Pada suatu waktu ketika Brahmadatta sedang memerintah di Benares, Sang Bodhisatta datang sebagai seorang Guru yang terkenal di Dunia, dengan lima ratus Brahmana muda belajar kepadanya. [300] Satu dari murid-muridnya ini seorang Brahmana muda dari Negeri Asing, yang jatuh cinta dengan seorang perempuan dan menjadikan ia sebagai istrinya. Meskipun dia terus tinggal di Benares, dia gagal dua atau tiga kali dalam kehadirannya kepada Sang Guru. Karena kamu harus ketahui, istrinya adalah seorang yang berdosa dan perempuan jahat, yang penurut sebagai seorang budak pada hari-hari bila dia berbuat salah, tapi pada hari-hari ketika ia tidak berbuat salah, memainkan seperti nyonyaku, menggairahkan dan kejam. Suaminya sama sekali tidak dapat merubahnya, sangat kawatir dan diganggu olehnya karena istrinyalah dia tidak bisa hadir untuk melayani Sang Guru, setelah tujuh atau delapan hari kemudian ia hadir kembali, dan ditanya oleh Sang Bodhisatta kenapa ia telah kelihatan begitu lama.

"Guru, istriku penyebabnya," berkata dia. Dan ia menceritakan Sang Bodhisatta bagaimana dia patuh suatu hari seperti seorang budak perempuan, dan kejam hari lainnya, bagaimana ia tidak bisa merubahnya, dan bagaimana ia telah kawatir dan diganggu oleh perasaan hatinya yang berganti-ganti yang membuatnya dia pergi.
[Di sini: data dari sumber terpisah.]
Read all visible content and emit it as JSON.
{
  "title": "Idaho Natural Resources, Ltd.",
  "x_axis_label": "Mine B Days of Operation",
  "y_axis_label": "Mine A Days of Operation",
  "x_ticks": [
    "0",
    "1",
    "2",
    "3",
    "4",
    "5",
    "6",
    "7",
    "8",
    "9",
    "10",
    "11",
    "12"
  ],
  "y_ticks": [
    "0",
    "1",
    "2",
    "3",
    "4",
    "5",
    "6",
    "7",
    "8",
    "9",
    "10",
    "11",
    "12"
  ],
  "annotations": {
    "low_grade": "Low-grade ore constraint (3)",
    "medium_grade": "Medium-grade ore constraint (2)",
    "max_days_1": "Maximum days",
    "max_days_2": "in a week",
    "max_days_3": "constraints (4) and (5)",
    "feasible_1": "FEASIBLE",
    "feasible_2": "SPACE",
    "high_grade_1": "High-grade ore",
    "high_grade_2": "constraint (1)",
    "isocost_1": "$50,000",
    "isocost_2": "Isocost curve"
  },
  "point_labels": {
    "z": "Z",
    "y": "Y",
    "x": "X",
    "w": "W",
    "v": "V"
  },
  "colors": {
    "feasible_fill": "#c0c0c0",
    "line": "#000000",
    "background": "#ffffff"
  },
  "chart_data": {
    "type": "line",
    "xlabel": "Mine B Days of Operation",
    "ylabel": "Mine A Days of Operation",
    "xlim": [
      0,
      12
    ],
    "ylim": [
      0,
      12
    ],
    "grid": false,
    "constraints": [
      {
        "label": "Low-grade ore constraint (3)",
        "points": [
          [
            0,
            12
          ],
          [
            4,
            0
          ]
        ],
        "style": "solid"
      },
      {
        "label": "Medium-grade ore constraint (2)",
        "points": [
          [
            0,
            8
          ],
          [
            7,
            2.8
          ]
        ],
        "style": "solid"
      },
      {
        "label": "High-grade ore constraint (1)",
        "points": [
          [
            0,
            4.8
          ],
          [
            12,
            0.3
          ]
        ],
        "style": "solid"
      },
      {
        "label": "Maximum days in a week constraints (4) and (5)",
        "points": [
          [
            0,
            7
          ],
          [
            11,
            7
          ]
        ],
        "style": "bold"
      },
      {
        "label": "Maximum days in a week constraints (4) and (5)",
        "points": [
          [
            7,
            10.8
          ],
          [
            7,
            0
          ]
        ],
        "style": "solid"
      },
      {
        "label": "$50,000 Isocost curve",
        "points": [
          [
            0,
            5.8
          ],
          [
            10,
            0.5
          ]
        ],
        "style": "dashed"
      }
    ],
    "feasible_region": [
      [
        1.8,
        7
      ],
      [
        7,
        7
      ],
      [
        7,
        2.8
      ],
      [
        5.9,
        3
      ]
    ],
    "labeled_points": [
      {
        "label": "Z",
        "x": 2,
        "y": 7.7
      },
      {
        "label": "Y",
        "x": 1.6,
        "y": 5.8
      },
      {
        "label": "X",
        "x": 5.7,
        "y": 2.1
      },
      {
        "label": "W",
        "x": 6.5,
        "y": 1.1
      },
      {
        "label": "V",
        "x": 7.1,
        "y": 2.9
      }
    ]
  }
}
"Tepat demikian, Brahmana muda," berkata Sang Bodhisatta, "Pada hari-hari ketika mereka berbuat salah, perempuan-perempuan merendahkan hati mereka didepan suami-suaminya dan menjadi penurut dan lembut sebagai seorang budak perempuan, tapi pada hari-hari ketika mereka tidak berbuat salah, kemudian mereka menjadi bersitegang leher dan mendurhakai tuannya, setelah kejadian-kejadian ini perempuan-perempuan adalah berdosa dan jahat, dan alam mereka sukar untuk diketahui. Tak ada perhatian yang akan dilakukan baik pada kesukaan atau ketidaksukaan mereka." Dan untuk memperbaiki moral murid-muridnya Sang Bodhisatta mengulangi pantun ini :-

Kamu pikir seorang perempuan mencintaimu?" jangan gembira.
Kamu pikir ia tidak mencintaimu? bersabarlah pada kesedihan.
Tidak diketahui, tak tentu bagai jalan
Dari ikan-ikan dalam air, perempuan membuktikannya.

[301] Seperti itu perintah Sang Bodhisatta kepada murid-muridnya, yang sejak itu tidak menaruh perhatian kepada tingkah istrinya. Dan perempuan itu, mendengar bahwa kelakukan buruknya telah didengar oleh Sang Bodhisatta, berhenti dari waktu itu seterusnya dari kenakalannya. Begitu juga istri umat biasa itu berkata pada dirinya sendiri, "Sang Buddha yang sempurna dengan sendirinya mengetahui, mereka mengatakannya pada Saya, dari pada kelakuan burukku," dan sejak itu dia tidak lagi melakukan dosa. Pelajarannya berakhir, Sang Guru mengkotbahkan kebenaran, pada penutupan di mana upasika memenangkan buah dari jalan pertama. Kemudian Sang Guru memperlihatkan hubungan dan menyatukan kelahiran dengan berkata. "Suami istri, ini adalah juga suami istri pada waktu lalu, dan Saya sendiri Guru sebagai Brahmana itu."